「事実婚」でも扶養に入れるって本当? そもそも事実婚ってどのような制度なのでしょうか?
「法律婚」と「事実婚」の違いは、端的に言えば婚姻届を市区町村の役場に提出しているか否かの違いによります。よく「紙切れ1枚の違い」などと例えられるのはこのためです。当人同士が愛し合っていればそれでよしという結論であれば、他人がとやかく言うことでもないのかもしれませんが、両者には得られる権利などに違いがあるのが現状です。   そこで本記事では、あらためて事実婚の定義やメリット、デメリットなどについて確認していきます。

事実婚と認められる要件

事実婚とは、婚姻届を提出していない状態で夫婦と同様の関係を有し、共同成果を送る者、つまり「内縁関係」の状態を指します。ただし、事実婚と認められることで後述するさまざまな権利を得ることもできます。この点が、単なる「同棲」との違いです。一般的に事実婚の状態と認められるための主な要件には、以下のようなものがあります。
 

(1)住民票の続柄に「妻(未届)」「夫(未届)」と記載されている

婚姻の意思はあるが手続きされていない状態で、このように住民票に記載することで婚姻意思を示す有力な公的資料となり得ます。ほとんどの市区町村では役場で事実婚の意思を伝えれば、住民票への記載が可能です。
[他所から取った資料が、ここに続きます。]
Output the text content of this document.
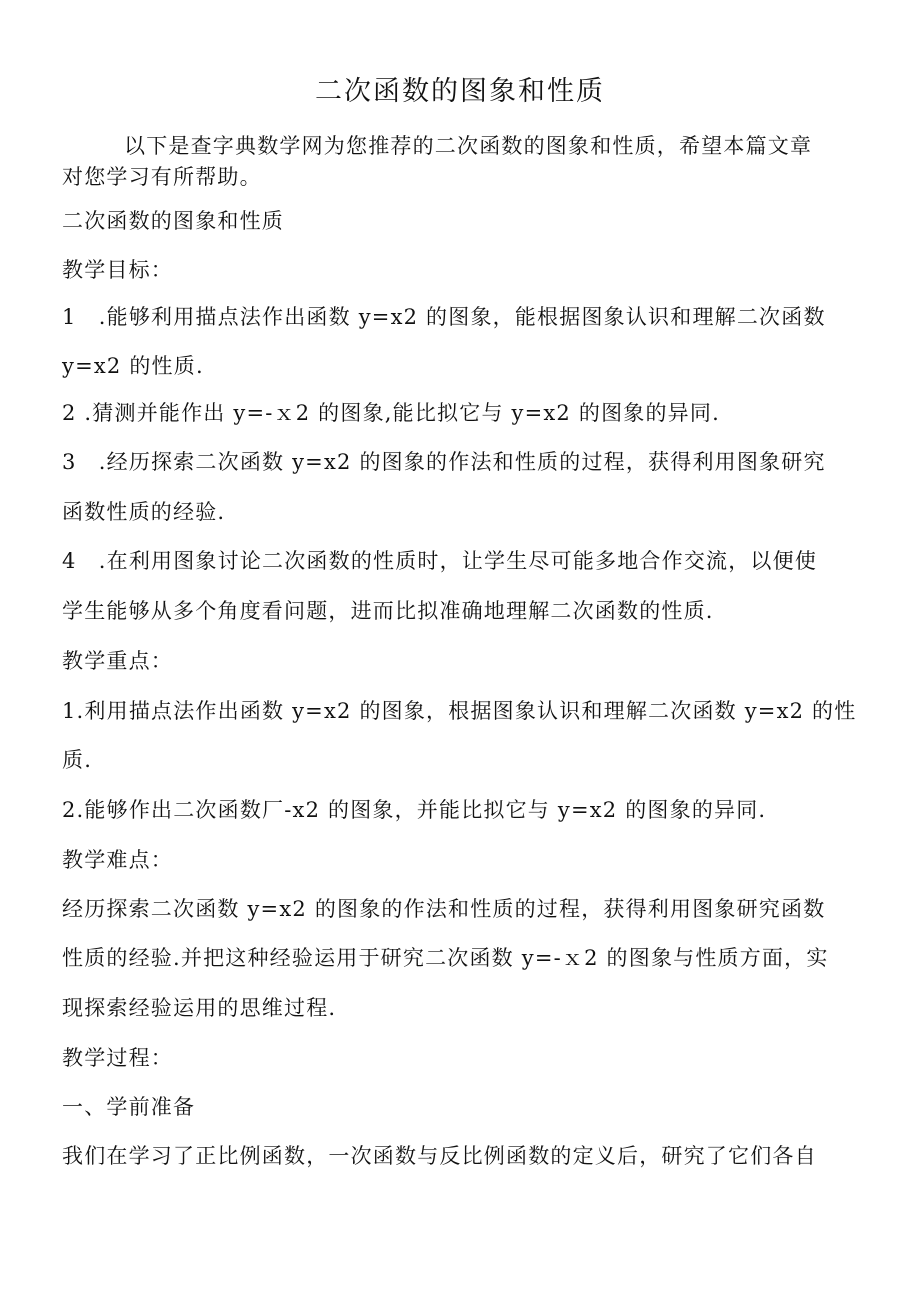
二次函数的图象和性质
以下是查字典数学网为您推荐的二次函数的图象和性质，希望本篇文章
对您学习有所帮助。
二次函数的图象和性质
教学目标：
1　.能够利用描点法作出函数 y=x2 的图象，能根据图象认识和理解二次函数
y=x2 的性质.
2 .猜测并能作出 y=-ｘ2 的图象,能比拟它与 y=x2 的图象的异同.
3　.经历探索二次函数 y=x2 的图象的作法和性质的过程，获得利用图象研究
函数性质的经验.
4　.在利用图象讨论二次函数的性质时，让学生尽可能多地合作交流，以便使
学生能够从多个角度看问题，进而比拟准确地理解二次函数的性质.
教学重点：
1.利用描点法作出函数 y=x2 的图象，根据图象认识和理解二次函数 y=x2 的性
质.
2.能够作出二次函数厂-x2 的图象，并能比拟它与 y=x2 的图象的异同.
教学难点：
经历探索二次函数 y=x2 的图象的作法和性质的过程，获得利用图象研究函数
性质的经验.并把这种经验运用于研究二次函数 y=-ｘ2 的图象与性质方面，实
现探索经验运用的思维过程.
教学过程：
一、学前准备
我们在学习了正比例函数，一次函数与反比例函数的定义后，研究了它们各自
ほかにも公的な手続きで婚姻意思を示す資料としては、「社会保険の第3号被保険者として登録する」「事実婚契約書を作成する」などが挙げられます。
 
事実婚契約書とは私的な契約書ですが、事実婚を始めるときに当事者間で取り決めなどをあらかじめ契約しておくもので、公正証書で作成する場合もあります。
 

(2)子どもを認知している

連れ子であっても、両者の間の子であっても、子どもを認知している場合や養子縁組していて自分の子どもとして養育している実績があれば、有力な要素となります。なお、事実婚の場合、子どもの親権は母親にあり、父親が親権を取得するためには認知の手続きが必要となります。